I would now like to spend a bit of time talking about the practical effects of this budget and the government’s associated economic strategy in my own electorate and my own region. As I said at the start, Corangamite and the greater Geelong region are being transformed by this budget and the Rudd government’s economic strategy. Let us go through some of those impacts. Right now the bricks, mortar, tarmac, railway sleepers, wooden trusses, bearers and joists are being laid to open up my region to the world, to create a better city and a whole new region. As part of this budget and our decisive stimulus plan, we are building a whole new transport system, more connected towns, better schools and a healthier, more liveable environment. Never in our 200 years of recent colonial history has the greater Geelong region seen such investment on this scale in infrastructure.

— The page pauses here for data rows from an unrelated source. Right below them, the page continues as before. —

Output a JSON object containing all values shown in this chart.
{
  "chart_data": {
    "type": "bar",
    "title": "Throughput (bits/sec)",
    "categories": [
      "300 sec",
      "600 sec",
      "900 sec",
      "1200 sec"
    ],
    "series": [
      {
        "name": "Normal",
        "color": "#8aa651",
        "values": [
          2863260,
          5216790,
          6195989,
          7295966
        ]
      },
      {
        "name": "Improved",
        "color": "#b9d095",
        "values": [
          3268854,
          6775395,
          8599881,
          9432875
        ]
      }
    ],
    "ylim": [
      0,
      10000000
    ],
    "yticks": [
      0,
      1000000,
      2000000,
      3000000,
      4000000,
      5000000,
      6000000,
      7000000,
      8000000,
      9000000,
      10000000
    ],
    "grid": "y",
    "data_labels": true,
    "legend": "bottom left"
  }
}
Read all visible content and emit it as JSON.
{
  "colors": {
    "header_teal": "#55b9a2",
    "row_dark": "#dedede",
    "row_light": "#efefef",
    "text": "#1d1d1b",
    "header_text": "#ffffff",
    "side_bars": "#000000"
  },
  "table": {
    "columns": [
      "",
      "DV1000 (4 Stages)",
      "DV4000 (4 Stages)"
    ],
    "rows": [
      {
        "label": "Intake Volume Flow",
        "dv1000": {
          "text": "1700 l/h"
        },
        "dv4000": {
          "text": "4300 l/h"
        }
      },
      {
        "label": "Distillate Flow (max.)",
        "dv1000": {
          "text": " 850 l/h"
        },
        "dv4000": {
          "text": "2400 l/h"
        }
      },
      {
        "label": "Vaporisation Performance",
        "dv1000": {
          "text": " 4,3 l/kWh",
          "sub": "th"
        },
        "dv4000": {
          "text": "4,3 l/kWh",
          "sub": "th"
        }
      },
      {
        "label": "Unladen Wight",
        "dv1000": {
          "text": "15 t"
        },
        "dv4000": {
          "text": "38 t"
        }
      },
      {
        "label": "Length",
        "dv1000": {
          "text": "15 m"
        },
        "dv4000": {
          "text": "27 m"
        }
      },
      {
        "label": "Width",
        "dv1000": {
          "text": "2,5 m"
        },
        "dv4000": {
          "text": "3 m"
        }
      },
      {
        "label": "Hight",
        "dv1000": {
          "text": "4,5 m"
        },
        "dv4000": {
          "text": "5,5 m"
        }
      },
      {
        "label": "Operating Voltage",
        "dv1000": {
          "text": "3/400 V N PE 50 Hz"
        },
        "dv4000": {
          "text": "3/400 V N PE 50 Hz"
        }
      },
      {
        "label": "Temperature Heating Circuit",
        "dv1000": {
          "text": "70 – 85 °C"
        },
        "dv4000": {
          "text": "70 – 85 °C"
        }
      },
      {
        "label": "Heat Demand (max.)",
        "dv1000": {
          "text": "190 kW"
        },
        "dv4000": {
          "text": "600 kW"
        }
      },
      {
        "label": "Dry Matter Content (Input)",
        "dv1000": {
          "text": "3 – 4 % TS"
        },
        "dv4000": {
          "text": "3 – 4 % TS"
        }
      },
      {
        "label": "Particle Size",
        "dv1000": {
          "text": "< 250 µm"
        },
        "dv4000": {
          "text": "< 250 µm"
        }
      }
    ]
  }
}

Importantly, these are not one-off infrastructure investments in isolation. A strategic linking of investments is the result of years of thinking by local business, political and community leaders. We are backing that vision with this budget. The vision is being significantly driven by federal and state government road and transport commitments of around $4 billion. Funding is committed to all of the Geelong Ring Road, and this massive transport project is now nearing completion. The Geelong Ring Road will link seamlessly onto a duplicated Princes Highway through to the Surf Coast and through to Colac once the project is funded—again on a duplicated Princes Highway. A $50 million investment to upgrade rail links to the port of Geelong will connect our rail system to the major export facilities in western Victoria, which will make our region much more competitive—competing, of course, with other parts of the economy. While this has until recently been a primary producers’ export destination, this port can play a significant strategic role within the Victorian context.

Opportunities both for commuters on public transport and for rail freight will also greatly be expanded with a new $3.2 billion Geelong to Melbourne fast-rail link. We are investing in important arterial roads like the Colac Lavers Hill Road and other roads under the Roads to Recovery program as well as addressing several dangerous black spot rail crossings throughout my electorate. All of these transport infrastructure initiatives will subsequently improve car and rail usage across the City of Geelong, increase road transport efficiency and reduce commuting times for all. With reduced costs and more efficient transport, new businesses, industries and jobs will come to Geelong, with people following.

Social infrastructure is also being completely modernised, with hundreds of millions of dollars being ploughed into my region. Every school in our region is being upgraded as a consequence of these appropriation bills. New community and regional-level recreational facilities are being planned for Torquay, Bannockburn, Geelong and Armstrong Creek, and the borough of Queenscliff gets new recreational facilities as well. Bannockburn is getting a new $2 million sport and recreational facility and a community hub. Torquay gets $4 million for sports facilities for football, soccer, cricket and netball. Torquay is also getting an upgraded senior citizens centre and community house. The Grovedale, Waurn Ponds and Belmont communities get a new state-of-the-art water recreation facility via the new Leisurelink centre. Colac has its pool precinct upgraded and improvements to the botanic gardens are taking place, with new tourism infrastructure in the Otways and down through Apollo Bay. There is a new GP superclinic funded for Belmont. The Great Ocean Road Renewal Program has been funded, to the tune of $1 million, to attack weeds, assess the impacts of climate change and protect Indigenous cultural sites along the Great Ocean Road. As I said earlier, the social infrastructure in our region is being renewed via this budget. That is of course all creating jobs. The Geelong region is being transformed in a way that few thought possible a few years ago. This is the mark of the commitment of federal and state governments to regional Australia and a continuation of the historic fact that Labor is the nation-building party. I commend these bills to the House.